In regards to the droplist, I agree with @a-raccoon that the "Hash file format" should probably be the last-used option, same as is done with "Save as type", so that I don't have to select it each and every time. That said, maybe the default format could be an option one sets. Granted, that option probably isn't necessary if HashCheck remembers what format was last used and I always want the same (Extended with file size value) format. Personally, I would always use that "Extended" format if the digest size as well as creation and verification time only marginally increased because I know it would benefit in the long run.

As far as @a-raccoon's suggestion about possibly detecting filename changes and making repairs for us, I would probably vote against that idea. I would want to be very careful about having HashCheck take that type of action. Perhaps that could be an option that is turned OFF by default, but could be enabled.

As a side note, I've used VoidTools's Everything for years, though I usually run only the stable release or a beta. So, compatibility with upcoming Everything features might be nice, though that isn't priority for me. @a-raccoon, I appreciate you mentioning some of those details in your previous post.

Thanks for the glowing words. :)

... make repairs for us

And for clarity, I don't think I necessarily meant that the Verify tool should automatically rename the files for us, but rather, to compensate by detecting those files that have been renamed and tell us so.
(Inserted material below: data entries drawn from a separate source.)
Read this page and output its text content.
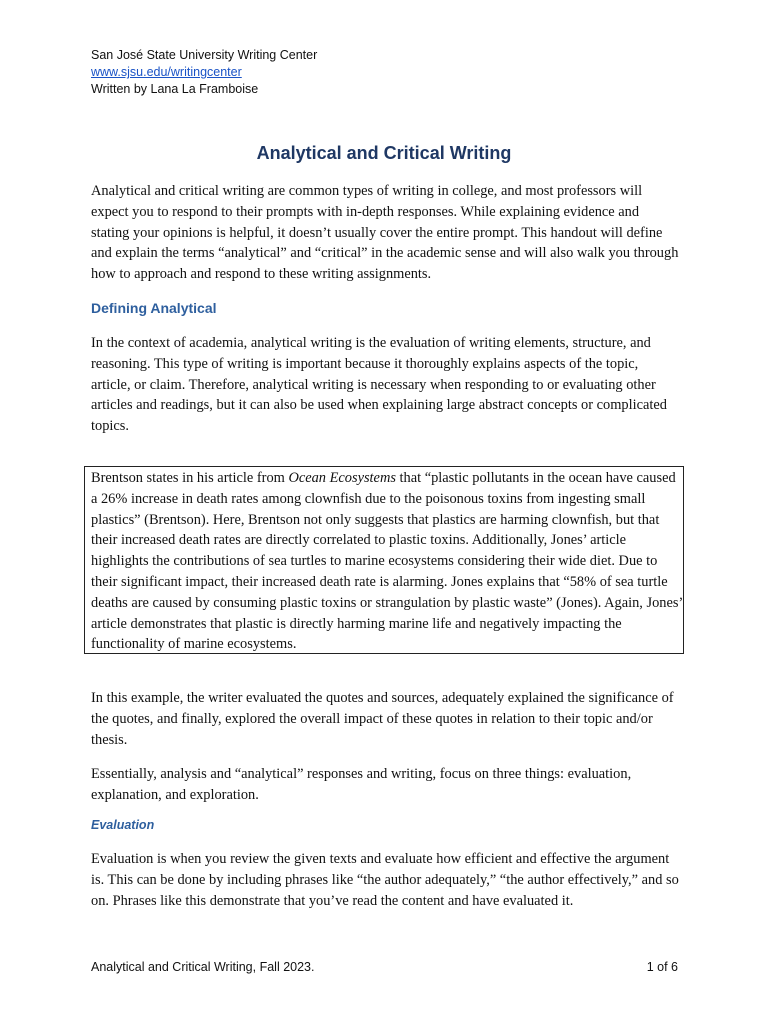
San José State University Writing Center
www.sjsu.edu/writingcenter
Written by Lana La Framboise
Analytical and Critical Writing

Analytical and critical writing are common types of writing in college, and most professors will expect you to respond to their prompts with in-depth responses. While explaining evidence and stating your opinions is helpful, it doesn’t usually cover the entire prompt. This handout will define and explain the terms “analytical” and “critical” in the academic sense and will also walk you through how to approach and respond to these writing assignments.

Defining Analytical

In the context of academia, analytical writing is the evaluation of writing elements, structure, and reasoning. This type of writing is important because it thoroughly explains aspects of the topic, article, or claim. Therefore, analytical writing is necessary when responding to or evaluating other articles and readings, but it can also be used when explaining large abstract concepts or complicated topics.

Brentson states in his article from Ocean Ecosystems that “plastic pollutants in the ocean have caused a 26% increase in death rates among clownfish due to the poisonous toxins from ingesting small plastics” (Brentson). Here, Brentson not only suggests that plastics are harming clownfish, but that their increased death rates are directly correlated to plastic toxins. Additionally, Jones’ article highlights the contributions of sea turtles to marine ecosystems considering their wide diet. Due to their significant impact, their increased death rate is alarming. Jones explains that “58% of sea turtle deaths are caused by consuming plastic toxins or strangulation by plastic waste” (Jones). Again, Jones’ article demonstrates that plastic is directly harming marine life and negatively impacting the functionality of marine ecosystems.

In this example, the writer evaluated the quotes and sources, adequately explained the significance of the quotes, and finally, explored the overall impact of these quotes in relation to their topic and/or thesis.

Essentially, analysis and “analytical” responses and writing, focus on three things: evaluation, explanation, and exploration.

Evaluation

Evaluation is when you review the given texts and evaluate how efficient and effective the argument is. This can be done by including phrases like “the author adequately,” “the author effectively,” and so on. Phrases like this demonstrate that you’ve read the content and have evaluated it.

Analytical and Critical Writing, Fall 2023.	1 of 6
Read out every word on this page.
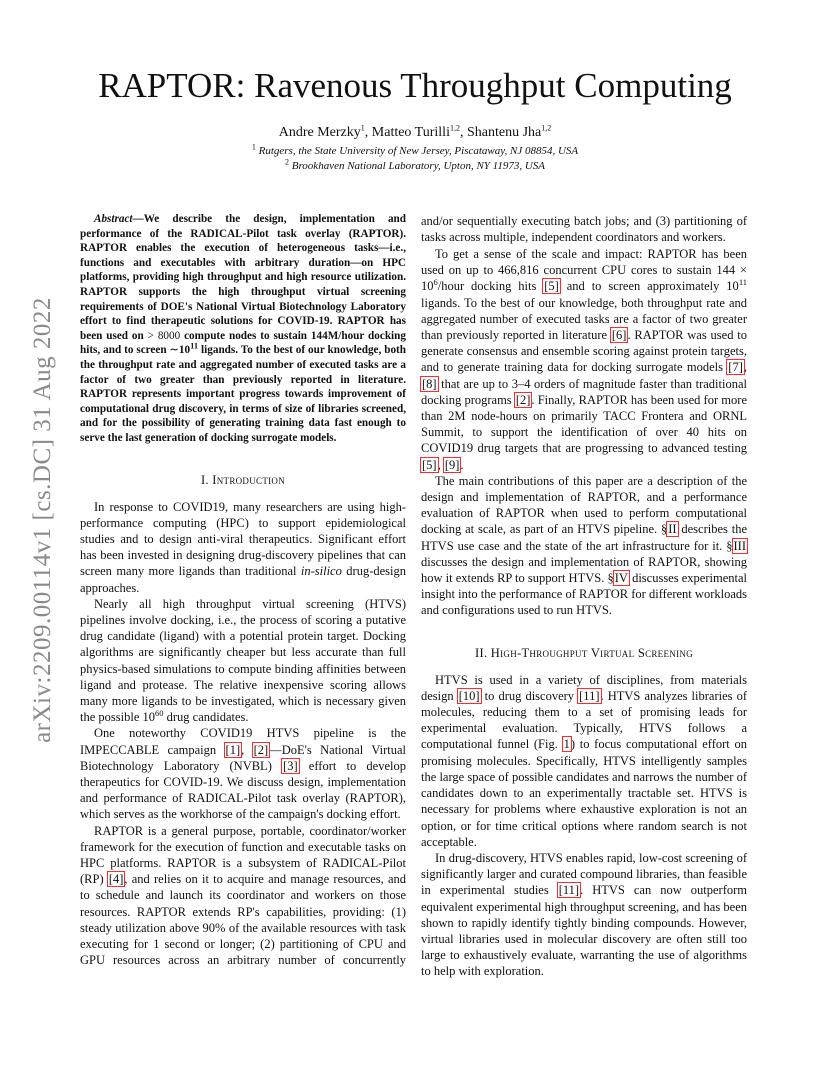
arXiv:2209.00114v1 [cs.DC] 31 Aug 2022
RAPTOR: Ravenous Throughput Computing
Andre Merzky$^1$, Matteo Turilli$^{1,2}$, Shantenu Jha$^{1,2}$
$^1$ Rutgers, the State University of New Jersey, Piscataway, NJ 08854, USA
$^2$ Brookhaven National Laboratory, Upton, NY 11973, USA

Abstract—We describe the design, implementation and performance of the RADICAL-Pilot task overlay (RAPTOR). RAPTOR enables the execution of heterogeneous tasks—i.e., functions and executables with arbitrary duration—on HPC platforms, providing high throughput and high resource utilization. RAPTOR supports the high throughput virtual screening requirements of DOE's National Virtual Biotechnology Laboratory effort to find therapeutic solutions for COVID-19. RAPTOR has been used on > 8000 compute nodes to sustain 144M/hour docking hits, and to screen $\sim 10^{11}$ ligands. To the best of our knowledge, both the throughput rate and aggregated number of executed tasks are a factor of two greater than previously reported in literature. RAPTOR represents important progress towards improvement of computational drug discovery, in terms of size of libraries screened, and for the possibility of generating training data fast enough to serve the last generation of docking surrogate models.

I. Introduction

In response to COVID19, many researchers are using high-performance computing (HPC) to support epidemiological studies and to design anti-viral therapeutics. Significant effort has been invested in designing drug-discovery pipelines that can screen many more ligands than traditional in-silico drug-design approaches.

Nearly all high throughput virtual screening (HTVS) pipelines involve docking, i.e., the process of scoring a putative drug candidate (ligand) with a potential protein target. Docking algorithms are significantly cheaper but less accurate than full physics-based simulations to compute binding affinities between ligand and protease. The relative inexpensive scoring allows many more ligands to be investigated, which is necessary given the possible $10^{60}$ drug candidates.

One noteworthy COVID19 HTVS pipeline is the IMPECCABLE campaign [1], [2]—DoE's National Virtual Biotechnology Laboratory (NVBL) [3] effort to develop therapeutics for COVID-19. We discuss design, implementation and performance of RADICAL-Pilot task overlay (RAPTOR), which serves as the workhorse of the campaign's docking effort.

RAPTOR is a general purpose, portable, coordinator/worker framework for the execution of function and executable tasks on HPC platforms. RAPTOR is a subsystem of RADICAL-Pilot (RP) [4], and relies on it to acquire and manage resources, and to schedule and launch its coordinator and workers on those resources. RAPTOR extends RP's capabilities, providing: (1) steady utilization above 90% of the available resources with task executing for 1 second or longer; (2) partitioning of CPU and GPU resources across an arbitrary number of concurrently

and/or sequentially executing batch jobs; and (3) partitioning of tasks across multiple, independent coordinators and workers.

To get a sense of the scale and impact: RAPTOR has been used on up to 466,816 concurrent CPU cores to sustain $144 \times 10^6$/hour docking hits [5] and to screen approximately $10^{11}$ ligands. To the best of our knowledge, both throughput rate and aggregated number of executed tasks are a factor of two greater than previously reported in literature [6]. RAPTOR was used to generate consensus and ensemble scoring against protein targets, and to generate training data for docking surrogate models [7], [8] that are up to 3–4 orders of magnitude faster than traditional docking programs [2]. Finally, RAPTOR has been used for more than 2M node-hours on primarily TACC Frontera and ORNL Summit, to support the identification of over 40 hits on COVID19 drug targets that are progressing to advanced testing [5], [9].

The main contributions of this paper are a description of the design and implementation of RAPTOR, and a performance evaluation of RAPTOR when used to perform computational docking at scale, as part of an HTVS pipeline. §II describes the HTVS use case and the state of the art infrastructure for it. §III discusses the design and implementation of RAPTOR, showing how it extends RP to support HTVS. §IV discusses experimental insight into the performance of RAPTOR for different workloads and configurations used to run HTVS.

II. High-Throughput Virtual Screening

HTVS is used in a variety of disciplines, from materials design [10] to drug discovery [11]. HTVS analyzes libraries of molecules, reducing them to a set of promising leads for experimental evaluation. Typically, HTVS follows a computational funnel (Fig. 1) to focus computational effort on promising molecules. Specifically, HTVS intelligently samples the large space of possible candidates and narrows the number of candidates down to an experimentally tractable set. HTVS is necessary for problems where exhaustive exploration is not an option, or for time critical options where random search is not acceptable.

In drug-discovery, HTVS enables rapid, low-cost screening of significantly larger and curated compound libraries, than feasible in experimental studies [11]. HTVS can now outperform equivalent experimental high throughput screening, and has been shown to rapidly identify tightly binding compounds. However, virtual libraries used in molecular discovery are often still too large to exhaustively evaluate, warranting the use of algorithms to help with exploration.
Maybe with a "Renamed" warning bubble instead of a "Missing" warning bubble.

If you have free time, and really enjoy Voidtool's Everything, I think you're going to love the Alpha beta.

It'd be nice if the hash files output from the CertUtil command (built into Windows) were supported:

Usage:
  CertUtil [Options] -hashfile InFile [HashAlgorithm]
  Generate and display cryptographic hash over a file

Options:
  -Unicode          -- Write redirected output in Unicode
  -gmt              -- Display times as GMT
  -seconds          -- Display times with seconds and milliseconds
  -v                -- Verbose operation
  -privatekey       -- Display password and private key data
  -pin PIN                  -- Smart Card PIN
  -sid WELL_KNOWN_SID_TYPE  -- Numeric SID
            22 -- Local System
            23 -- Local Service
            24 -- Network Service

Hash algorithms: MD2 MD4 MD5 SHA1 SHA256 SHA384 SHA512

CertUtil -?              -- Display a verb list (command list)
CertUtil -hashfile -?    -- Display help text for the "hashfile" verb
CertUtil -v -?           -- Display all help text for all verbs

An example command:
CertUtil -hashfile "inputFileName.mkv" SHA256 > "hashFileName.sha256"

The contents of the output file:

SHA256 hash of inputFileName.mkv:
31cfc14234201b866a0e092aa251ee4788a19ea742c046a27de1ee0eefe29ab9
CertUtil: -hashfile command completed successfully.